A fully multifield coupling model of gas extraction and air leakage for in-seam borehole

Abstract

Air leakage around the in-seam borehole leads to a poor quality of gas extracted, thus gas outburst danger is difficult to eliminate but also may cause other disasters, such as coal spontaneous combustion and gas explosion. Moreover, the low concentration gas discharged into the atmosphere always possesses an intense greenhouse effect. To investigate multiphase and multifield coupling problem of gas extraction, a dual medium coupling model was developed in this study to describe the gas–air mixture flow by considering the influences of matrix shrinkage and effective stress on coal permeability.

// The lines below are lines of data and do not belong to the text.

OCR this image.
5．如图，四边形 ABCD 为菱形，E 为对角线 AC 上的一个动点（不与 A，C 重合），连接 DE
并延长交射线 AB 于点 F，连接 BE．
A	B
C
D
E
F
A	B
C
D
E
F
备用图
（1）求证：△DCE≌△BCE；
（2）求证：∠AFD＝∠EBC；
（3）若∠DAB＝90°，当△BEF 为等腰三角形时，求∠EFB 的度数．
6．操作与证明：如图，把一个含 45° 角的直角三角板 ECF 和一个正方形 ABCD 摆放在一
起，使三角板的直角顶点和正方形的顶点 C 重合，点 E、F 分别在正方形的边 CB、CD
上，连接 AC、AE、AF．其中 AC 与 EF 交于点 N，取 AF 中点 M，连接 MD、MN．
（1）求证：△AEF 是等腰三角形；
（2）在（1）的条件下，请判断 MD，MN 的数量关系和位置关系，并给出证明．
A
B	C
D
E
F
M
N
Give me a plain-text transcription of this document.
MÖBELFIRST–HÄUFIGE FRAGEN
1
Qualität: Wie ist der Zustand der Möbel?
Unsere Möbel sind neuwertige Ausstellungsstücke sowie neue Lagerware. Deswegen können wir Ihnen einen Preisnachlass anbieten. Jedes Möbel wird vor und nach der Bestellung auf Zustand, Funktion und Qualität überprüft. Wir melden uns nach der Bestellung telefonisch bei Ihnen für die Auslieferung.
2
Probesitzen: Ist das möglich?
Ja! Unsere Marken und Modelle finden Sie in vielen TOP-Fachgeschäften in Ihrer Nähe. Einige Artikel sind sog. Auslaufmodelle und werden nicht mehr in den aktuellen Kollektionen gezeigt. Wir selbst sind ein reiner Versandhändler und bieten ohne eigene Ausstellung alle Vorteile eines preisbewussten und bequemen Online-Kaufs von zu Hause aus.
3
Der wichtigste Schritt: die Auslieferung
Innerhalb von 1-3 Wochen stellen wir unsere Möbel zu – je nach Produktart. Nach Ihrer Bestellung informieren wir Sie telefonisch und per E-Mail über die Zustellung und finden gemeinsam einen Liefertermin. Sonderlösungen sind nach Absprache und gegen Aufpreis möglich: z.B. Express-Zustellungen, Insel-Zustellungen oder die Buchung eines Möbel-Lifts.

And the coupling model was calculated by the 3D numerical simulation and presented an ideal matching result with the field data. Then, the key factors affecting the gas extraction quality were also investigated with the model. It was found that the gas concentration elevated with the increase in the sealing length and borehole diameter, and reduced with the augmentation of extraction negative pressure and coal permeability. Therefore, we developed an improved sealing technology, which can fully seal the various fractures around the borehole for improving gas extraction. The field test indicated that the gas concentration by this improved sealing technology was 1.91 times that of the traditional sealing method, and still maintained a relatively high extraction level in the subsequent extraction stage with a superior application effect. The results of this work can help in optimizing the borehole sealing technology for improving gas extraction quality, which is of great significance to CBM exploitation and utilization, reduce greenhouse gas emission and ensure safe mining.